In [3]:
# over python3.7 for asyncio function

# K-report 사이트를 통한 사업자 기본정보 조회
- iFrame가 적용된 웹사이트

목차
[1.라이브러리](#Import-lib)<br>
[2.타겟 데이터 class](#target-data-class)<br>
[3.크롤러 구현](#K-report-crawler)<br>
[4.유틸리티](#Util)<br>
[5.실행](#Main)<br>

### Import lib

In [4]:
import pandas as pd
import time

from concurrent.futures.thread import ThreadPoolExecutor
import asyncio
import nest_asyncio
nest_asyncio.apply()

from selenium.webdriver import Chrome
from selenium.webdriver.chrome.options import Options
from selenium.webdriver.common.keys import Keys
from selenium.webdriver.common.by import By
from selenium.webdriver.support.ui import WebDriverWait
from selenium.webdriver.support import expected_conditions as EC
from selenium.common import exceptions as e

import requests

### target data class

In [56]:
class Dataset:
    def __init__(self, header):
        self.dataset = [header]

### K-report crawler

In [6]:
class KReport:
    def __init__(self):
        self.base_address = 'http://www.kreport.co.kr/ctcssr_a30s.do'
        self.webdriver_path = '../webdriver/chromedriver'
        self.init_delay = 5 
        self.webdriver_hide = '--headless'

In [7]:
def init_webdriver(self, path, hide):
    chrome_options = Options()  
    chrome_options.add_argument(hide)
    return Chrome(path, options=chrome_options)

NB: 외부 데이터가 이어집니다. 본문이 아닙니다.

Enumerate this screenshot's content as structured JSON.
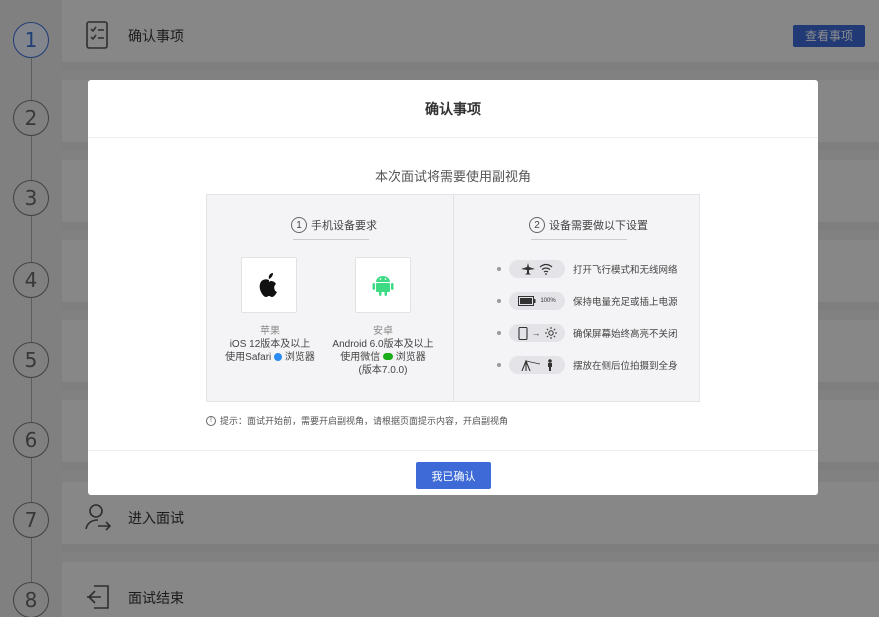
{
  "steps": [
    "1",
    "2",
    "3",
    "4",
    "5",
    "6",
    "7",
    "8"
  ],
  "rows": {
    "confirm": {
      "label": "确认事项",
      "button": "查看事项"
    },
    "enter": {
      "label": "进入面试"
    },
    "end": {
      "label": "面试结束"
    }
  },
  "modal": {
    "title": "确认事项",
    "subtitle": "本次面试将需要使用副视角",
    "col1": {
      "num": "1",
      "title": "手机设备要求",
      "apple": {
        "name": "苹果",
        "line1": "iOS 12版本及以上",
        "line2_prefix": "使用Safari",
        "line2_suffix": "浏览器"
      },
      "android": {
        "name": "安卓",
        "line1": "Android 6.0版本及以上",
        "line2_prefix": "使用微信",
        "line2_suffix": "浏览器",
        "line3": "(版本7.0.0)"
      }
    },
    "col2": {
      "num": "2",
      "title": "设备需要做以下设置",
      "items": [
        {
          "text": "打开飞行模式和无线网络",
          "icons": [
            "airplane-icon",
            "wifi-icon"
          ]
        },
        {
          "text": "保持电量充足或插上电源",
          "badge": "100%",
          "icons": [
            "battery-icon"
          ]
        },
        {
          "text": "确保屏幕始终高亮不关闭",
          "icons": [
            "phone-icon",
            "sun-icon"
          ]
        },
        {
          "text": "摆放在侧后位拍摄到全身",
          "icons": [
            "tripod-icon",
            "person-icon"
          ]
        }
      ]
    },
    "tip_icon": "!",
    "tip": "提示：面试开始前，需要开启副视角，请根据页面提示内容，开启副视角",
    "confirm_button": "我已确认"
  },
  "colors": {
    "accent": "#3d6ad6",
    "safari": "#2a8cf0",
    "wechat": "#1aad19",
    "android": "#3ddc84"
  }
}
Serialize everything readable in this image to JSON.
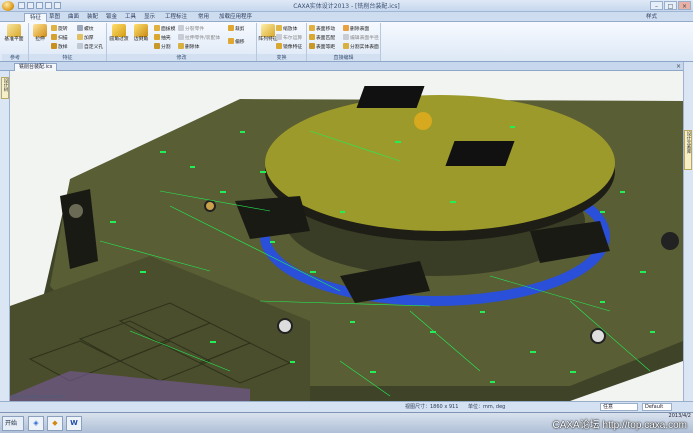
{
  "window": {
    "title": "CAXA实体设计2013 - [铣削台装配.ics]",
    "minimize": "–",
    "maximize": "□",
    "close": "×"
  },
  "tabs": [
    "特征",
    "草图",
    "曲面",
    "装配",
    "钣金",
    "工具",
    "显示",
    "工程标注",
    "常用",
    "加载应用程序"
  ],
  "active_tab": 0,
  "style_menu": "样式",
  "ribbon": {
    "groups": [
      {
        "label": "参考",
        "buttons": [
          "基准平面",
          "拉伸"
        ]
      },
      {
        "label": "特征",
        "buttons": [
          "旋转",
          "扫描",
          "放样",
          "螺纹",
          "加厚",
          "自定义孔"
        ]
      },
      {
        "label": "修改",
        "buttons": [
          "圆角过渡",
          "边倒角",
          "面拔模",
          "抽壳",
          "分割",
          "分裂零件",
          "拉伸零件/装配体",
          "删除体",
          "裁剪",
          "偏移"
        ]
      },
      {
        "label": "变换",
        "buttons": [
          "阵列特征",
          "缩放体",
          "镜像特征",
          "布尔运算"
        ]
      },
      {
        "label": "直接编辑",
        "buttons": [
          "表面移动",
          "表面匹配",
          "表面等距",
          "删除表面",
          "编辑表面半径",
          "分割实体表面"
        ]
      }
    ]
  },
  "document": {
    "tab_label": "铣削台装配.ics",
    "close": "×"
  },
  "side_panels": {
    "left": "设计树",
    "right": "设计元素库"
  },
  "viewport": {
    "footer_url": "http://www.caxa.com"
  },
  "status": {
    "view_size": "视图尺寸：1860 x 911",
    "units": "单位：mm, deg",
    "filter": "任意",
    "scheme": "Default"
  },
  "taskbar": {
    "start": "开始",
    "apps": [
      "CAXA",
      "Word"
    ],
    "watermark": "CAXA论坛  http://top.caxa.com",
    "date": "2013/4/2"
  },
  "colors": {
    "plate_dark": "#3f4428",
    "plate_top": "#5a5e35",
    "turntable": "#9c9a2a",
    "annotation": "#22ee55",
    "ring": "#2a4fd8"
  }
}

KReport.init_webdriver = init_webdriver

In [8]:
def on_site(self, browser, url, delay):
    browser.get(url)
    browser.implicitly_wait(delay)

KReport.on_site = on_site

In [9]:
def run_query(self, browser, cn, delay):
    try:
        WebDriverWait(browser, delay).until(EC.presence_of_element_located(
            (By.XPATH, "//div[@class='searcharea2 mgt0']/form/input[@id='cmQuery']")))
        browser.find_element_by_xpath("//div[@class='searcharea2 mgt0']/form/input[@id='cmQuery']").click()
        browser.find_element_by_xpath("//div[@class='searcharea2 mgt0']/form/input[@id='cmQuery']").send_keys(cn)
        browser.implicitly_wait(0.1)
        browser.find_element_by_class_name('btn_search').click()
    except e.TimeoutException:
        return e
    return True
KReport.run_query = run_query

In [10]:
def find_herf(self, browser, delay):
    try:
        WebDriverWait(browser, delay).until(EC.presence_of_element_located(
            (By.XPATH, "//ul[@class='bizlist']")))
        a = browser.find_element_by_xpath("//ul[@class='bizlist']/li/ul/li/a")
        browser.get(a.get_attribute('href'))
    except e.TimeoutException:
        return e
    return True

KReport.find_herf = find_herf

In [11]:
def crawl_data(self, browser, delay):
    try:
        WebDriverWait(browser, delay).until(EC.presence_of_element_located(
            (By.XPATH, "//div[@class='businfo']")))
        data = browser.find_elements_by_xpath("//div[@class='businfo']/dl/dd")
        data = [i.text for i in data]
    except e.TimeoutException:
        return False, e
    return True, data

KReport.crawl_data = crawl_data

In [12]:
def etl_data(self, browser, cn, condition, data):
    if condition == True:
        return [cn] + data
    return [cn] + [None] * len(data)

KReport.etl_data = etl_data

In [16]:
def run_single(cn):
    kre = KReport() # init hyper param
    browser = kre.init_webdriver(kre.webdriver_path, kre.webdriver_hide) # init browser
    kre.on_site(browser, kre.base_address, kre.init_delay)
    kre.run_query(browser, cn, kre.init_delay)
    kre.find_herf(browser, kre.init_delay)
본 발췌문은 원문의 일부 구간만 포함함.